If the electronic state \(|{\rm{\Psi }}\rangle \) is written as \(|{\rm{\Psi }}\rangle =|r\rangle |\phi \rangle |s\rangle \), where \(|{r}\rangle \), \(|\phi \rangle \), \(|{s}\rangle \) are the radial, angular(orbital), and spin parts, respectively, then the expectation value of the anisotropic hyperfine field is given as,

$${\overrightarrow{H}}_{{\rm{ani}}}^{{\rm{on}}}=-\,g{\mu }_{B}\sum _{i,j}({\hat{r}}_{i}){\langle {S}_{{r}_{j}}\rangle }_{s}{\langle \frac{3{r}_{i}{r}_{j}-{r}^{2}{\delta }_{ij}}{{r}^{5}}\rangle }_{r,\phi },$$
(3)

where r 1, r 2, and r 3 represent x, y, and z, respectively. A relation of angular momentum useful in calculation of the eq. (3) provided by the Wigner-Eckart theorem is

$$\langle lm|3{r}_{i}{r}_{j}-{r}^{2}{\delta }_{ij}|lm^{\prime} \rangle =C\langle lm|{q}_{ij}|lm^{\prime} \rangle \mathrm{.}$$
(4)

The constant C is independent of m and equals to \(-\frac{2}{21}{r}^{2}\) when l = 2. The quadrupole moment tensor, q ij , is defined as

$${q}_{ij}=\frac{3}{2}({L}_{{r}_{i}}{L}_{{r}_{j}}+{L}_{{r}_{j}}{L}_{{r}_{i}})-{{L}}^{2}\mathrm{.}$$
(5)

For many transition metal ions, the strength of the isotropic hyperfine field is much greater than that of the anisotropic hyperfine field, because it stems from the Fermi contact interaction. Hence, as an approximation, the contribution of the anisotropic hyperfine field to NMR frequency is expressed as

$${\rm{\Delta }}f=\frac{\gamma }{2\pi }\langle {\rm{\Psi }}|({\overrightarrow{H}}_{{\rm{ani}}}^{{\rm{on}}}\cdot \hat{n})|{\rm{\Psi }}\rangle ,$$
(6)

in which γ is the nuclear gyromagnetic ratio. \(\hat{n}\) is a unit vector in the direction of the isotropic hyperfine field, which is necessarily parallel to the spin direction, with the polar angle θ and azimuthal angle ϕ with respect to the c-axis.

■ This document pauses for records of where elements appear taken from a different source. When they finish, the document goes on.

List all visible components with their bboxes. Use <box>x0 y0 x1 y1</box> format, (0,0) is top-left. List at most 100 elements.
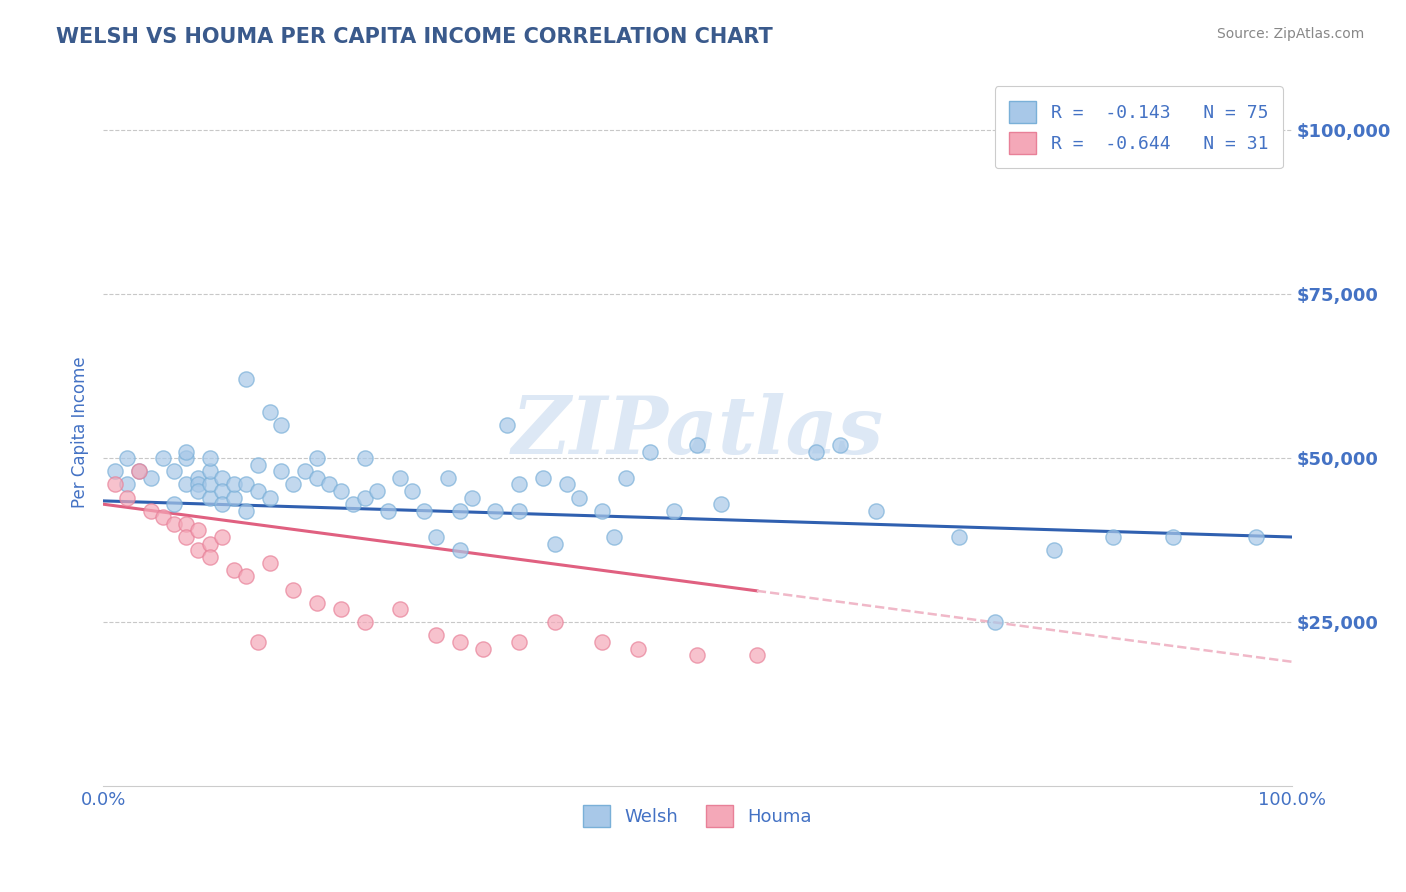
Point <box>353 615 375 630</box>
Point <box>235 504 257 518</box>
Point <box>222 477 245 491</box>
Point <box>401 484 423 499</box>
Point <box>806 444 828 458</box>
Point <box>366 484 388 499</box>
Point <box>437 471 460 485</box>
Point <box>198 536 221 550</box>
Point <box>508 635 530 649</box>
Point <box>472 641 495 656</box>
Point <box>104 477 127 491</box>
Point <box>283 582 305 597</box>
Point <box>1102 530 1125 544</box>
Point <box>222 563 245 577</box>
Point <box>318 477 340 491</box>
Point <box>828 438 851 452</box>
Point <box>603 530 626 544</box>
Point <box>353 451 375 466</box>
Point <box>614 471 637 485</box>
Point <box>176 444 198 458</box>
Point <box>353 491 375 505</box>
Point <box>270 464 292 478</box>
Point <box>342 497 364 511</box>
Point <box>128 464 150 478</box>
Point <box>152 451 174 466</box>
Point <box>307 471 329 485</box>
Point <box>198 549 221 564</box>
Point <box>187 524 209 538</box>
Point <box>544 536 567 550</box>
Point <box>187 484 209 499</box>
Point <box>163 516 186 531</box>
Point <box>176 516 198 531</box>
Point <box>307 451 329 466</box>
Point <box>115 477 138 491</box>
Point <box>235 477 257 491</box>
Point <box>591 504 613 518</box>
Point <box>449 543 471 558</box>
Point <box>745 648 768 663</box>
Point <box>425 628 447 642</box>
Point <box>983 615 1005 630</box>
Point <box>413 504 436 518</box>
Point <box>283 477 305 491</box>
Point <box>259 491 281 505</box>
Point <box>104 464 127 478</box>
Point <box>163 497 186 511</box>
Legend: Welsh, Houma: Welsh, Houma <box>576 797 818 834</box>
Point <box>425 530 447 544</box>
Point <box>211 471 233 485</box>
Point <box>544 615 567 630</box>
Point <box>555 477 578 491</box>
Point <box>531 471 554 485</box>
Point <box>152 510 174 524</box>
Point <box>710 497 733 511</box>
Point <box>235 569 257 583</box>
Point <box>389 602 412 616</box>
Y-axis label: Per Capita Income: Per Capita Income <box>72 356 89 508</box>
Point <box>163 464 186 478</box>
Point <box>115 451 138 466</box>
Point <box>865 504 887 518</box>
Text: WELSH VS HOUMA PER CAPITA INCOME CORRELATION CHART: WELSH VS HOUMA PER CAPITA INCOME CORRELA… <box>56 27 773 46</box>
Point <box>307 596 329 610</box>
Text: Source: ZipAtlas.com: Source: ZipAtlas.com <box>1216 27 1364 41</box>
Point <box>176 451 198 466</box>
Point <box>508 477 530 491</box>
Point <box>198 451 221 466</box>
Point <box>176 530 198 544</box>
Point <box>246 484 269 499</box>
Point <box>1161 530 1184 544</box>
Point <box>686 648 709 663</box>
Point <box>259 556 281 570</box>
Point <box>568 491 591 505</box>
Point <box>1244 530 1267 544</box>
Point <box>187 471 209 485</box>
Point <box>198 464 221 478</box>
Point <box>627 641 650 656</box>
Point <box>389 471 412 485</box>
Point <box>329 602 352 616</box>
Point <box>139 471 162 485</box>
Point <box>139 504 162 518</box>
Text: ZIPatlas: ZIPatlas <box>512 393 883 471</box>
Point <box>211 497 233 511</box>
Point <box>294 464 316 478</box>
Point <box>211 530 233 544</box>
Point <box>176 477 198 491</box>
Point <box>128 464 150 478</box>
Point <box>948 530 970 544</box>
Point <box>377 504 399 518</box>
Point <box>222 491 245 505</box>
Point <box>115 491 138 505</box>
Point <box>460 491 482 505</box>
Point <box>198 491 221 505</box>
Point <box>449 504 471 518</box>
Point <box>1043 543 1066 558</box>
Point <box>686 438 709 452</box>
Point <box>246 458 269 472</box>
Point <box>211 484 233 499</box>
Point <box>187 543 209 558</box>
Point <box>270 418 292 433</box>
Point <box>329 484 352 499</box>
Point <box>484 504 506 518</box>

For general applications to arbitrarily superposed 3d states, we calculated the matrix elements of Δf on the basis of the five orbital states. The results are summarized in Table 1. All the elements are divided by the common factor f a to elucidate only the angular variations. Since the anisotropic hyperfine field is dependent on the direction of a spin as expected, an orbital state can be distinguished from the others by the spin angle dependence of the hyperfine field theoretically.

Table 1 Angular part of the matrix \({\rm{\Delta }}f/{f}_{a}=\langle {\rm{\Psi }}|{\overrightarrow{H}}_{{\rm{ani}}}^{{\rm{on}}}\cdot \hat{n}|{\rm{\Psi }}\rangle \) for five d orbital states. θ and ϕ are the polar and azimuthal angles of the spin direction, respectively. Because this is a Hermitian matrix, the off-diagonal components below the diagonal are omitted.

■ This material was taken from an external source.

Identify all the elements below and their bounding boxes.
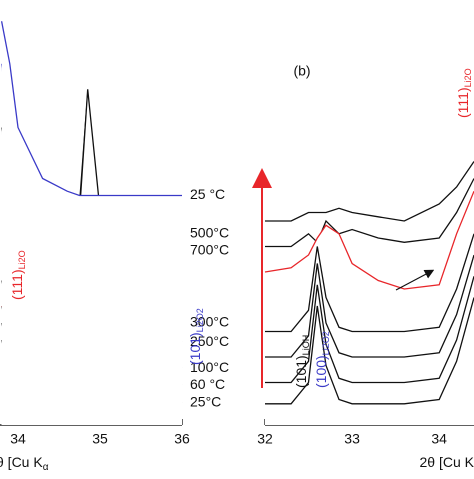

The diagonal elements have uniaxial symmetry with respect to the axis of each orbital state. For example, the diagonal element of the \(|xy\rangle \) state, Δf(xy), can be rewritten as \(3{(\hat{n}\cdot \hat{z})}^{2}-1\), in which the vector \(\hat{z}\) is orthogonal to the orbital plane where the \(|xy\rangle \) state locates. This interpretation is applicable to all the states. Therefore, the \(|{x}^{2}-{y}^{2}\rangle \) and the \(|xy\rangle \) states are indistinguishable in the sense that \(|{x}^{2}-{y}^{2}\rangle \) is merely a 45° rotated state of \(|xy\rangle \) around the z axis. However, in the limited set of 3d states, such as \(|{z}^{2}\rangle \) and \(|{x}^{2}-{y}^{2}\rangle \) in e g or \(|xy\rangle \), \(|yz\rangle \) and \(|zx\rangle \) in t 2g , the orbital states can be distinguished from each other by the angular variation of the NMR frequency.